Het draagvlak van Samen op Weg
In Kerkinformatie (Samen op Weg-kerken) heeft dr. B. Plaisier, de secretaris generaal van de Hervormde Kerk, een artikel geschreven over de impasse, waarin het Samen op Wegproces verkeert. Dat artikel vraagt om reactie. Plaisier ontkent niet, zegt hij, dat er symptomen zijn, die op een impasse duiden: de naamskwestie, de weerstand vanuit de rechterflank in de Hervormde Kerk, scheuren die dreigen en: 'altijd kan er wel een verhaal verteld worden over een moeizaam verenigingsproces op provinciaal of gemeentelijk niveau'. Maar hij wil ook de 'zegeningen' tellen. Er is de afgelopen tientallen jaren al veel bereikt en sinds twee jaar is 'de volle breedte van de Hervormde Kerk' volop bij het proces betrokken. Ook de Gereformeerde Bond is nu volop betrokken in het verenigingsproces, zegt hij. De afgelopen jaren zijn er veel, wat hij noemt, 'clickmomenten' geweest. Het woord komt uit de aandelenwereld: vanaf zo'n moment gaan de aandelen alleen nog maar vooruit, nooit meer achteruit.
Het geheel van het artikel van Plaisier maakt nogal een euforische indruk. Het gaat allemaal wel niet zó goed, maar toch: 'alles sal reg kom'. Het duurt allemaal wel lang – eigen aan een verenigingsproces van kerken – maar voor het resultaat behoeven we ons niet te schamen.

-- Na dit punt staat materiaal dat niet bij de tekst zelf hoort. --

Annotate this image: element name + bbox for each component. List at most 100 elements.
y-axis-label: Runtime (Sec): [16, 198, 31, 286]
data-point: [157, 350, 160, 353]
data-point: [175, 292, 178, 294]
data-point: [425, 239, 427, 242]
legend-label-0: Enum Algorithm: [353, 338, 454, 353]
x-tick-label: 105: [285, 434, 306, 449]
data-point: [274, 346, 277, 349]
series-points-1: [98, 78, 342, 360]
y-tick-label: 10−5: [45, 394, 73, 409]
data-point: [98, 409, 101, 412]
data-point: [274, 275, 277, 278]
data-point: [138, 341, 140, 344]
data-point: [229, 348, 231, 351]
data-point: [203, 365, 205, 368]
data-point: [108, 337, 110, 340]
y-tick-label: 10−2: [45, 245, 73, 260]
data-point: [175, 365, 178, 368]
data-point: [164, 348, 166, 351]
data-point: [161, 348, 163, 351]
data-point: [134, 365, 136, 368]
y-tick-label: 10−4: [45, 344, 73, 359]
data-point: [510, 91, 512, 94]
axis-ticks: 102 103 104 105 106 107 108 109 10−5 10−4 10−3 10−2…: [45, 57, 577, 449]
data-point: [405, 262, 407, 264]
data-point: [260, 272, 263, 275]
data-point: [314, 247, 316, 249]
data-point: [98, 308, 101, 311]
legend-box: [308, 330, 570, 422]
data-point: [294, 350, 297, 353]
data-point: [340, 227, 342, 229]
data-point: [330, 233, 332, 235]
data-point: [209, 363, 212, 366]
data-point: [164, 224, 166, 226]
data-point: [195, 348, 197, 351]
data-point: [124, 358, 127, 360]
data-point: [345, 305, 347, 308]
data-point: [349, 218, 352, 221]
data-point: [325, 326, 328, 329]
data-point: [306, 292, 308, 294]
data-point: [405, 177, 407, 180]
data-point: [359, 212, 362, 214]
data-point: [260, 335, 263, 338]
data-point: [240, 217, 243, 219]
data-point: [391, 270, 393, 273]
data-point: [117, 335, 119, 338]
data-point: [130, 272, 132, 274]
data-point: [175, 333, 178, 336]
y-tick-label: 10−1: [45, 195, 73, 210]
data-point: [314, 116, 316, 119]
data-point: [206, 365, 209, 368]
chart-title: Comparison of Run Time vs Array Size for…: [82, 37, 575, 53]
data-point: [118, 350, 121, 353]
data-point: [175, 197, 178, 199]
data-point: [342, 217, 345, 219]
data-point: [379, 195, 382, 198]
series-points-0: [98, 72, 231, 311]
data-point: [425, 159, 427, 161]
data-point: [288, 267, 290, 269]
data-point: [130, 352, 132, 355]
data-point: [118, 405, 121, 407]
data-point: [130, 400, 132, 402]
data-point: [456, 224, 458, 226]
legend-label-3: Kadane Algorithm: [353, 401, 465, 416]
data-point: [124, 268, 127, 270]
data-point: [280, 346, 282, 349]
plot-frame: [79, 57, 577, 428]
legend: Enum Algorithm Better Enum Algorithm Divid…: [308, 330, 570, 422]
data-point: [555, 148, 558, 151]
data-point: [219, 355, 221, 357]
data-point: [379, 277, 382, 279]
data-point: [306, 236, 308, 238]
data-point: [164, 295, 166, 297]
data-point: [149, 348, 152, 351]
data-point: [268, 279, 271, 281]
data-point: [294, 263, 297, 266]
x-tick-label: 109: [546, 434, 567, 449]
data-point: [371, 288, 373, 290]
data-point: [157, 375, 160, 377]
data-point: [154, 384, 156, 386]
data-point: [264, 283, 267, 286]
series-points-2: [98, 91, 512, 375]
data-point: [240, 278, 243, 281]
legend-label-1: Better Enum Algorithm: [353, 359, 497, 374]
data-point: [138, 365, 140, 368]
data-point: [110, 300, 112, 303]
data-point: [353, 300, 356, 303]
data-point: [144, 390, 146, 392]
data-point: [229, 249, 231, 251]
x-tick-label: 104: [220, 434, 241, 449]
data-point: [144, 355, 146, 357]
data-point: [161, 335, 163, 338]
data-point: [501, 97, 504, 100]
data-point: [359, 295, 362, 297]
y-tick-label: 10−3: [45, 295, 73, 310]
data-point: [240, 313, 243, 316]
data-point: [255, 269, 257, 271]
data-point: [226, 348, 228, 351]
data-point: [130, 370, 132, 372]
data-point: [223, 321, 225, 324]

Ik wil hier niet ingaan op de nogal suggestieve opmerking van de hervormde secretaris-generaal, dat nu ook de Gereformeerde Bond 'volop' in het verenigingsproces betrokken is. Het mag voldoende bekend zijn hoe wij innerlijk verscheurd raakten tussen enerzijds een proces, dat wij niet hebben begeerd maar waarin we nochtans werden meegenomen, en anderzijds de dreiging van een nieuwe afscheiding of scheuring. Terecht heeft de secretaris-generaal in een ander artikel in Kerkinformatie – 'De Gereformeerde Bond en Samen op Weg' – dan ook aangegeven, dat op de buitengewone ledenvergadering van de Gereformeerde Bond op 19 december l. l. in Barneveld door de voorzitter van de Gereformeerde Bond en ondergetekende 'diep emotionele betogen' zijn gehouden. Emotioneel, mede omdat we iimerlijk verscheurd zijn geraakt en we diep bezorgd zijn over breuken in de gemeenten. Daarom.
Er is echter vooral één zin in de bijdrage van Plaisier in zijn eerste artikel, die niet onweersproken mag blijven en die hij – ik zeg het op voorhand – beter zou kunnen herroepen.
Bekering
Die zin luidt: 'Kerken en groepen die zelf nog geen stap hebben gezet op de weg van vereniging moeten naar mijn gevoelen tot het moment van hun bekering hun mond houden.'
Welke kerken? Dat kunnen alleen kerken zijn buiten de drie SoW-kerken. Ik kan er iets van meemaken, wanneer wordt gezegd, dat die niet met overtuiging kunnen spreken over de worsteling, die in het SoWproces gaande is, wanneer zij zelf geen enkele blijk geven van toenadering tot elkaar, hun gemeenschappelijke gereformeerde belijdenis te spijt.
Maar: wàt groepen? Die zouden we dan toch moeten localiseren binnen de SoW-kerken? Ik zou het zo willen zeggen: er zijn nog honderden gemeenten binnen de Hervormde Kerk, die 'nog geen stap hebben gezet op de weg naar vereniging', behoudens wat hen van bovenaf is opgedrongen. Het gaat om gemeenten, die, als de kerkorde een feit is, ook zullen uitspreken hervormde gemeente te willen blijven, zoals dat kerkordelijk mogelijk zal blijven. Moeten die gemeenten of gelijkgerichte groepen in de Hervormde Kerk 'tot het moment van hun bekering hun mond houden?' Het woord bekéring heeft binnen de kerk een zeer specifieke gevoelswaarde. Wanneer Plaisier het hier zo gebruikt, houdt dat dan niet een veroordeling in van allen, die zeggen dat het proces, zoals het zich de jaren door heeft ontwikkeld, heilloos is gebleken voor de kerk?
Wanneer een verenigingsproces als het onderhavige grote onrust en diepe kerven tevoorschijn roept, moet men de vraag stellen of de kerk op de juiste weg is. De vraag, die we zo vaak hebben gesteld, willen we hun nog eens uitdrukkelijk herhalen. De kerk is nog altijd daar, waar de gemeente is. Heeft de kerk in haar bovenplaatselijke organen dat wel altijd voldoende beseft en gepraktiseerd?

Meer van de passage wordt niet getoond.